The updated rules to select which energy projects will receive EU support were informally agreed between MEPs and the Slovenian Presidency of the Council, on Wednesday.
The draft legislation sets criteria and the methodology for selecting energy projects of common interest (PCIs), such as high-voltage transmission lines, pipelines, energy storage facilities or smart grids, which would benefit from fast-track administrative procedures and be eligible to receive EU funds. The aim is to align the existing regulation to the Green Deal objectives of the Union.
During negotiations, MEPs supported including the funding of the development of hydrogen infrastructure, such as electrolysers, as well as carbon capture and storage. Eligible projects should also drive market integration and increase security of supply, the agreed text says.
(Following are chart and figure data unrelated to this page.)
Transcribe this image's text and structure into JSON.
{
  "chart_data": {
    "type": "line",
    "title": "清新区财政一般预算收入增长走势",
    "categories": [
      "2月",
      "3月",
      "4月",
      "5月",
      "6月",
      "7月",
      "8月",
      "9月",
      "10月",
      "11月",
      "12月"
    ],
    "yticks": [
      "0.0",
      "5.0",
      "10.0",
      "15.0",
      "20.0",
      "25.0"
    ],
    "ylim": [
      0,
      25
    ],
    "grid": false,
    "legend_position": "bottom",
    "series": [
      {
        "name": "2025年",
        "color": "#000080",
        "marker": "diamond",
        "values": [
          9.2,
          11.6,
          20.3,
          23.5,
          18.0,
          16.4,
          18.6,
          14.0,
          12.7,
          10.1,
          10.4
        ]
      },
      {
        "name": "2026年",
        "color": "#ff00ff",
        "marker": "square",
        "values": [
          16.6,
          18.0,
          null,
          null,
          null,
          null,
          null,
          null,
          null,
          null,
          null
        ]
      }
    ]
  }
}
The selected projects will have to help EU countries to move away from solid fossil fuels such as coal, lignite, peat and oil shale. MEPs secured funding for projects that repurpose existing natural gas infrastructure for hydrogen transport or storage during a transitional period. These projects would be eligible to receive EU financial assistance until 31 December 2027.
MEPs also secured a stronger involvement of stakeholders in the selection process and a wider representation of different sectors in the consultations. They also pushed for boosting offshore renewable energy projects and facilitate their integration into the EU networks with the aim of reaching the EU’s climate neutrality goals and the 300 GW objective.
Projects based on natural gas will no longer be eligible for EU funding. However, a temporary derogation will allow Cyprus and Malta to have one natural gas project each funded with a view of connecting them to the EU network, under strict conditions.
MEPs reiterated that eligible projects have to be in line with the “energy efficiency first” principle, which stipulates that energy savings are the easiest way to save money for consumers and reduce greenhouse gas emissions. The cost of projects will have to ensure that consumers are not disproportionately burdened, especially if that could lead to energy poverty.
Finally, the legislation will not affect a country’s right to determine how to use its energy resources and define its own energy mix.
The informal agreement will now have to be formally endorsed by Parliament and Council to come into force. The Industry, Research and Energy Committee will vote on the text on the 26th of January 2022.
In its resolution of 10 July 2020, Parliament called for a revision of the trans-European networks in energy (TEN-E) regulation, which sets out EU guidelines for cross-border energy infrastructure and outlines the process for selecting projects of common interest (PCI). In December 2020, the Commission adopted a proposal to revise the TEN-E regulation.
PCIs are infrastructure projects considered essential for delivering on EU objectives in the energy field, including improved interconnection between national markets, greater competitiveness, security of supply and promotion of renewables.